The ferroelectric properties of hafnium oxide and zirconium oxide based thin films are promising for applications in low power electronics, such as ultra-thin ferroelectric tunneling devices. However, the amount of ferroelectric phase in the film depends on their polycrystalline morphology, which changes with film thickness. Therefore, controlling the film thickness without changing the ferroelectric properties has remained challenging. Here, we propose the use of thermal atomic layer etching to decouple the ferroelectric phase stabilization from the film thickness.
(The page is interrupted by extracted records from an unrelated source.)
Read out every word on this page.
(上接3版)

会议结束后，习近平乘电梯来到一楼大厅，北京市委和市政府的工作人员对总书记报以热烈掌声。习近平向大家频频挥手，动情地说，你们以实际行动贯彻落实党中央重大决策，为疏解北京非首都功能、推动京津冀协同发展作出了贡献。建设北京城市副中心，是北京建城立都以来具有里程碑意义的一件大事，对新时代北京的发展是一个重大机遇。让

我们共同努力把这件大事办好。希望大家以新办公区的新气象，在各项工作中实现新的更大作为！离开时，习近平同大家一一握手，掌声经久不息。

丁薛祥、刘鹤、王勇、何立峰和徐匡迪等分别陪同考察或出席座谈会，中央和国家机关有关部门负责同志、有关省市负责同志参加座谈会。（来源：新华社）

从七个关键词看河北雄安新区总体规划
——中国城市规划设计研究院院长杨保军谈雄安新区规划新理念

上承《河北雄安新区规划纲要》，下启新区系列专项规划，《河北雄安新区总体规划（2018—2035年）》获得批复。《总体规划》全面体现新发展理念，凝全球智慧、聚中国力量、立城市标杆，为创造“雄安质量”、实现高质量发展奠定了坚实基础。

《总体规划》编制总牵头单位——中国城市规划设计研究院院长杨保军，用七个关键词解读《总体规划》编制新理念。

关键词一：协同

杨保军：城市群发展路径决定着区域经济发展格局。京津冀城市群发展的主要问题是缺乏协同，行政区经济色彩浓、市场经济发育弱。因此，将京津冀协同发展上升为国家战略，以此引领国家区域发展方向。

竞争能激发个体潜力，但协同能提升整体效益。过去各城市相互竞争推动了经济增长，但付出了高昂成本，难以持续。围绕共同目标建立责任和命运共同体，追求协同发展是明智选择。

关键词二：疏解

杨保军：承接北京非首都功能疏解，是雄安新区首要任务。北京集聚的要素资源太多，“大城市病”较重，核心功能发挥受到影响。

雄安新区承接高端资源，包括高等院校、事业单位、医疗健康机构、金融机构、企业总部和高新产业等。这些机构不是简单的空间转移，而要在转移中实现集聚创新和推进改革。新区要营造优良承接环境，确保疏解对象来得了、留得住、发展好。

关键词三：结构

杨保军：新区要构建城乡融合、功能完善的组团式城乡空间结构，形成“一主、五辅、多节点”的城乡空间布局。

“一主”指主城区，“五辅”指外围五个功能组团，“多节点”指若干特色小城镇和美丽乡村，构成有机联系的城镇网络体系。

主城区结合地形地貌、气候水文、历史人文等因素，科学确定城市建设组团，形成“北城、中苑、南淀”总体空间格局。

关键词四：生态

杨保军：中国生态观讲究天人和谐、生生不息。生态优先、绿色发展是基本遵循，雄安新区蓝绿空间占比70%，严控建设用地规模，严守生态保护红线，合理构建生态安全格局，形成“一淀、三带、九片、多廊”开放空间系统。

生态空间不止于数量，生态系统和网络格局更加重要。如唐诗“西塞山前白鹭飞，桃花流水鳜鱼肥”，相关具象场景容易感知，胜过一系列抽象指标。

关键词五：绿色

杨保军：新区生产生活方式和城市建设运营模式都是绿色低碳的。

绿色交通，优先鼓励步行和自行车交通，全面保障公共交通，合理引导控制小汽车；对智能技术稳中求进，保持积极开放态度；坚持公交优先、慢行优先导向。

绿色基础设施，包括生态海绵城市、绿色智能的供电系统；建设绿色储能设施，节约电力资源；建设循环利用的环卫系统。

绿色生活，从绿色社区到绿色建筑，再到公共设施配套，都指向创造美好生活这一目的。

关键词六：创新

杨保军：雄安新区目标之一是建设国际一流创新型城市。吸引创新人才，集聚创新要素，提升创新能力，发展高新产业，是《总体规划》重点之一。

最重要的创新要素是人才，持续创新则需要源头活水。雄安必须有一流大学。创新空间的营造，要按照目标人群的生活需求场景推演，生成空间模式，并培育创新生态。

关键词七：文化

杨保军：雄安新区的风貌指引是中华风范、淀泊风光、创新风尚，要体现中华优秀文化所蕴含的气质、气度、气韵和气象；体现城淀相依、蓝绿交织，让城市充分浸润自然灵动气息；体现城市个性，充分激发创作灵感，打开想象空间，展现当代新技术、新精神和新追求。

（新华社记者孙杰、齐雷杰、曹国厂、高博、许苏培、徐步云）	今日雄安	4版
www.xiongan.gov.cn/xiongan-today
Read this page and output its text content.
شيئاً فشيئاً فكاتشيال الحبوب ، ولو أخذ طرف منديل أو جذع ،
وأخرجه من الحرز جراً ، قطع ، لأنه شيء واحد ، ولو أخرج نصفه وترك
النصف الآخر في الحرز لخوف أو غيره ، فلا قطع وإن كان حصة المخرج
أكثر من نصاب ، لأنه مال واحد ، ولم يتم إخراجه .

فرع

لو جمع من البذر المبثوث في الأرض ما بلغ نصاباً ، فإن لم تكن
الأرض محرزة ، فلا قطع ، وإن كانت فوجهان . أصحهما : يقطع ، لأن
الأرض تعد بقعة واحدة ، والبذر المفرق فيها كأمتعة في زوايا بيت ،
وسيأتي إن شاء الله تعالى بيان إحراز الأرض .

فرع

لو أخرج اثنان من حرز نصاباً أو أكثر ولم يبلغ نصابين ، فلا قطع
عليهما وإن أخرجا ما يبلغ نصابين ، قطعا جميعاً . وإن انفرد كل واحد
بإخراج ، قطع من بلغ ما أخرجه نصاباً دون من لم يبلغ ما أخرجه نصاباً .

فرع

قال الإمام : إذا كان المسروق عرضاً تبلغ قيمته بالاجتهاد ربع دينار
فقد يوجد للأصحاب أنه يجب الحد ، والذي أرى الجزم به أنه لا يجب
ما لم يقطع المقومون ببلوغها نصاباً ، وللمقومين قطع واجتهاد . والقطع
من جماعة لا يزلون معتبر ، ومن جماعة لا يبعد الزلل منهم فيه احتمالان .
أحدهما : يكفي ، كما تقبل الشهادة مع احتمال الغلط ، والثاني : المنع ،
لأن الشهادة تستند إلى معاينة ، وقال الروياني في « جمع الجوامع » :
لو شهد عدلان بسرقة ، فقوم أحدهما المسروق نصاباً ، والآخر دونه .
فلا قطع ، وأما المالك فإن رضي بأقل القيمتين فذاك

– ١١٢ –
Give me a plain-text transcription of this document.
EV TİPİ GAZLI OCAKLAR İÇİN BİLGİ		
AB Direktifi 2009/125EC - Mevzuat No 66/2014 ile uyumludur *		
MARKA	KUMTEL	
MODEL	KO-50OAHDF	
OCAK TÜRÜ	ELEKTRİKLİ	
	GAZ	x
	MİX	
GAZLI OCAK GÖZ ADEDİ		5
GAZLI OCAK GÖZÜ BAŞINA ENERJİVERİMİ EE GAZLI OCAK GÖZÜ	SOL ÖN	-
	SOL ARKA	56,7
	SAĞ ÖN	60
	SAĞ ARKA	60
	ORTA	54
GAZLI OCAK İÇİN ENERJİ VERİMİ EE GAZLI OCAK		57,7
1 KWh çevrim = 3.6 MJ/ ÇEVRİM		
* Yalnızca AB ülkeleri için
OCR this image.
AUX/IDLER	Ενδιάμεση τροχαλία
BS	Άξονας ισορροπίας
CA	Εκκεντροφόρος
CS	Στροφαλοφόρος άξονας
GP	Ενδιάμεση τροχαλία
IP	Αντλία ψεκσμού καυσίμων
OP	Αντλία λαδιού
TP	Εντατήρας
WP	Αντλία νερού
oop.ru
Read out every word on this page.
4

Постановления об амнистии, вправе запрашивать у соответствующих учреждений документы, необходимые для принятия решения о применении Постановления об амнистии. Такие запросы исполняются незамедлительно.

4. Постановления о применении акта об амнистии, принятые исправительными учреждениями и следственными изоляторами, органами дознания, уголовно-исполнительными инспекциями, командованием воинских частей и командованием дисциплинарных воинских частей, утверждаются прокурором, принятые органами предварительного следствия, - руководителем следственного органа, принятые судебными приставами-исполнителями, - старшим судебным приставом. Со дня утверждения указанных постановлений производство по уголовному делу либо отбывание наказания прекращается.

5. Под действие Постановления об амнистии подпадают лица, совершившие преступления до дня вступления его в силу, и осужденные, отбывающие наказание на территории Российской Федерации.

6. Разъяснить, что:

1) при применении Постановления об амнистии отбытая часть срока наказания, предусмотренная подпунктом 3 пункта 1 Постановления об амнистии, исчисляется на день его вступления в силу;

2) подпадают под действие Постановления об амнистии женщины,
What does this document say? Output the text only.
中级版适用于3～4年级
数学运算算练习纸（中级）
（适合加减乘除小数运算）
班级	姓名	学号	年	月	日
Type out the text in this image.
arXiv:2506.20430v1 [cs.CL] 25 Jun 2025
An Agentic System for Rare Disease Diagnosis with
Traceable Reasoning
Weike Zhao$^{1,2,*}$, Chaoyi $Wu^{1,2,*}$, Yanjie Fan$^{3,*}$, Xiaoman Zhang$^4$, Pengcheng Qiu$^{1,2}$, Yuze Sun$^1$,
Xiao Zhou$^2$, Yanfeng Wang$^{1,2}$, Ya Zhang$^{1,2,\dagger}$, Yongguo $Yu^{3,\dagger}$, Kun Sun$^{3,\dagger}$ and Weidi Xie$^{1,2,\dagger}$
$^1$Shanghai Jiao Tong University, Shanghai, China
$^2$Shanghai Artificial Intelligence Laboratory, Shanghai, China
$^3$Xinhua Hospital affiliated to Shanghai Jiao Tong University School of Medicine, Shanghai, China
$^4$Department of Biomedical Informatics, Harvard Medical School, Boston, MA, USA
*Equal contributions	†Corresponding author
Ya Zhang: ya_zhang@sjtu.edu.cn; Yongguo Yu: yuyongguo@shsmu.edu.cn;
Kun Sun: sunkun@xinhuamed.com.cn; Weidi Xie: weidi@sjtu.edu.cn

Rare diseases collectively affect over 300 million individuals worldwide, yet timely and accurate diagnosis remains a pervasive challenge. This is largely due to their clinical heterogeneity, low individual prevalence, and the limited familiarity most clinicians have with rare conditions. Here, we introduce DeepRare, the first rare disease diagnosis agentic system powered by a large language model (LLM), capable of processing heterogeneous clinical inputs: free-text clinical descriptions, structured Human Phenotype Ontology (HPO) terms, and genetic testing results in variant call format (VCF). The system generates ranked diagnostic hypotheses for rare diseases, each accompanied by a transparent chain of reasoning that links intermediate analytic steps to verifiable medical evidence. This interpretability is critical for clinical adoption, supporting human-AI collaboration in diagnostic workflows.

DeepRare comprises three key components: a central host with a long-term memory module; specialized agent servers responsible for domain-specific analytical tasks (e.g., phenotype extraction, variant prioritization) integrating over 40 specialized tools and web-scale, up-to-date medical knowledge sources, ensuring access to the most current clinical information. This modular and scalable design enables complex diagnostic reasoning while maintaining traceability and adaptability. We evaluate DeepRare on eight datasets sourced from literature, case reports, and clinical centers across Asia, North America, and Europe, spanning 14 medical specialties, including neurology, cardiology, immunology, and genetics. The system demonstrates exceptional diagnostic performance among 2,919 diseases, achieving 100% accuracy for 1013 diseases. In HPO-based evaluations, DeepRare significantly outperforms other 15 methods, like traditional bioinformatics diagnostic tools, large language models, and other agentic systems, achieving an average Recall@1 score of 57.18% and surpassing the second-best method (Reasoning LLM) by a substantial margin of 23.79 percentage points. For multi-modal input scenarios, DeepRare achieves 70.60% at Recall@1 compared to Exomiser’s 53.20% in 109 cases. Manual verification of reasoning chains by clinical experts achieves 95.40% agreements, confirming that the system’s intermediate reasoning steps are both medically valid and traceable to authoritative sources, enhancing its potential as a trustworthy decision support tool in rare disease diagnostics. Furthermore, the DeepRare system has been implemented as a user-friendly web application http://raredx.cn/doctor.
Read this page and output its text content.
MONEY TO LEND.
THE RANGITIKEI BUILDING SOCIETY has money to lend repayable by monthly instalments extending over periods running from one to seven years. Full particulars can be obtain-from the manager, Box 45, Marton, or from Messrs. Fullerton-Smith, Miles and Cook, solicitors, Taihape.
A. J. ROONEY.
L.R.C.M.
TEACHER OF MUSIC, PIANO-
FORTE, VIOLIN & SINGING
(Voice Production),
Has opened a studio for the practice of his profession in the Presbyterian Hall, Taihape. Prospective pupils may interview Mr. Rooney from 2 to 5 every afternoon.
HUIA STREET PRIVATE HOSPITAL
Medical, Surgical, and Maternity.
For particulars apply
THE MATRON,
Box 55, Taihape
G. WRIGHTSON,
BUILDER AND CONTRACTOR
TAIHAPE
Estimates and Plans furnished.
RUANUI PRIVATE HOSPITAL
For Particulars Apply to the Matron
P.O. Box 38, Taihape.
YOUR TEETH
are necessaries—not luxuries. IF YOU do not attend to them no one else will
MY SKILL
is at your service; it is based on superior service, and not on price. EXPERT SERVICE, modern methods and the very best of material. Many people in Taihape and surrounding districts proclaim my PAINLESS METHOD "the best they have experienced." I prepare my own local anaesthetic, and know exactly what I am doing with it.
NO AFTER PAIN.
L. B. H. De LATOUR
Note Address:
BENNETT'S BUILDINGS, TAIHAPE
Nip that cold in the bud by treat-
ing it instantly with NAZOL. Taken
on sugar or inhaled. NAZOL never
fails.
First, the ferroelectric phase fraction is maximized by crystallizing the film at an optimized film thickness. Subsequently, the ferroelectric film thickness is reduced to the desired range by atomic layer etching. We demonstrate the feasibility of this approach for a ferroelectric hafnium zirconium oxide film of 10 nm initial thickness, which we integrate into a double-layer ferroelectric tunnel junction. The atomic layer etch rate of ferroelectric hafnium zirconium oxide using HF and dimethylaluminum chloride is found to be ∼0.2 Å/cycle. Although the ferroelectric phase persists after atomic layer etching, the etching increases the surface roughness. For applications in ferroelectric tunnel junctions, we show that atomic layer etching of ferroelectric hafnium zirconium oxide can improve the read current by more than a factor of 200, while at the same time reducing the read voltage by 43%. The resulting tunneling electroresistance of about 2500 is the highest reported so far for polycrystalline hafnium zirconium oxide-based materials.